Time the Revelator (CD cover detail)
Gillian Welch wrote a song about a flower she calls the Acony Bell. Like most of Welch’s songs, it’s great ā beautifully performed and written. The lyrics describe the flower in terms so detailed and specific, they remind me of the kind of formal botanical descriptions you find in guidebooks and taxonomic encyclopedias.
The flower itself has always been elusive. Early attempts by botanists to study it were frustrated by the fact that the flower is rare, hard to grow, and is found naturally only in a small geographical range way up in the mountains running through Tennessee, Virginia, North and South Carolina, and Georgia. The plant was so elusive that it was eventually “discovered by a man who didn’t name it, named for a man who didn’t see it, by someone who didn’t know where it was,” according to an article in Harvard Magazine.

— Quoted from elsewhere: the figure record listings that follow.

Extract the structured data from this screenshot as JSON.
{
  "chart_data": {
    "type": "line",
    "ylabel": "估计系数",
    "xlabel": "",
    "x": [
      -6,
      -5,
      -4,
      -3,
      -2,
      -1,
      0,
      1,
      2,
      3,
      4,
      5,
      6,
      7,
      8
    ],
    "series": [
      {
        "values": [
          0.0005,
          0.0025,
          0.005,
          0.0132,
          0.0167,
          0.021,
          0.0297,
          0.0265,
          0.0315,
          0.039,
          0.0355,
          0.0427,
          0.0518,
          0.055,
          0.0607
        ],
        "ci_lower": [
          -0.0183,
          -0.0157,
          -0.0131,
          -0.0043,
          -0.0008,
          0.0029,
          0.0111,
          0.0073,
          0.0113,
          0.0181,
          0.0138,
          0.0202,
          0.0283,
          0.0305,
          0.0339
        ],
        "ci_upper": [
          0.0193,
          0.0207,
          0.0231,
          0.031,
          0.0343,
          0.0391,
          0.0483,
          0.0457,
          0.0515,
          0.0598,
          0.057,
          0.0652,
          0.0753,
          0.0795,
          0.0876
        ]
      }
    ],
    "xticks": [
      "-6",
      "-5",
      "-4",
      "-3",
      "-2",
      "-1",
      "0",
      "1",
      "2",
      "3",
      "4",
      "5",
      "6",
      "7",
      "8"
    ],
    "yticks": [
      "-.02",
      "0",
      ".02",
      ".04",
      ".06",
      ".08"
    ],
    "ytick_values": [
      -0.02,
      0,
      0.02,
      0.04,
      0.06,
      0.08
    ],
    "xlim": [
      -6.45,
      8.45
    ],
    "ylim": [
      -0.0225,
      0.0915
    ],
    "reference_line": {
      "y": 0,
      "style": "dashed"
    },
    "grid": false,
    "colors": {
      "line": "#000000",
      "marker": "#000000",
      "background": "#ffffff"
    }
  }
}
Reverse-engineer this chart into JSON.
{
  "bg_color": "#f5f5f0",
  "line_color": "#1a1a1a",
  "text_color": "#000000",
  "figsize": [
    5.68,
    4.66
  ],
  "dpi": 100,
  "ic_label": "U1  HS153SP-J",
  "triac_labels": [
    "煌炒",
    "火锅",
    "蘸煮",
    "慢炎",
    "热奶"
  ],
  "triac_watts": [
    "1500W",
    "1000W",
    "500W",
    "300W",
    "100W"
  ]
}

In a way, Gillian Welch has added another chapter to this long history of confusion. My first attempt at Googling the flower was frustrated because its name is usually spelled Oconee Bell, not Acony Bell as Welch had it on her CD. To help you along in your own research, here’s some information about the Oconee Bell, also known as Shortia galacifolia.
Well it makes its home amid the rocks and the rills
Where the snow lies deep on the windy hills
And it tells the world “Why should I wait?
This ice and snow’s gonna melt away.”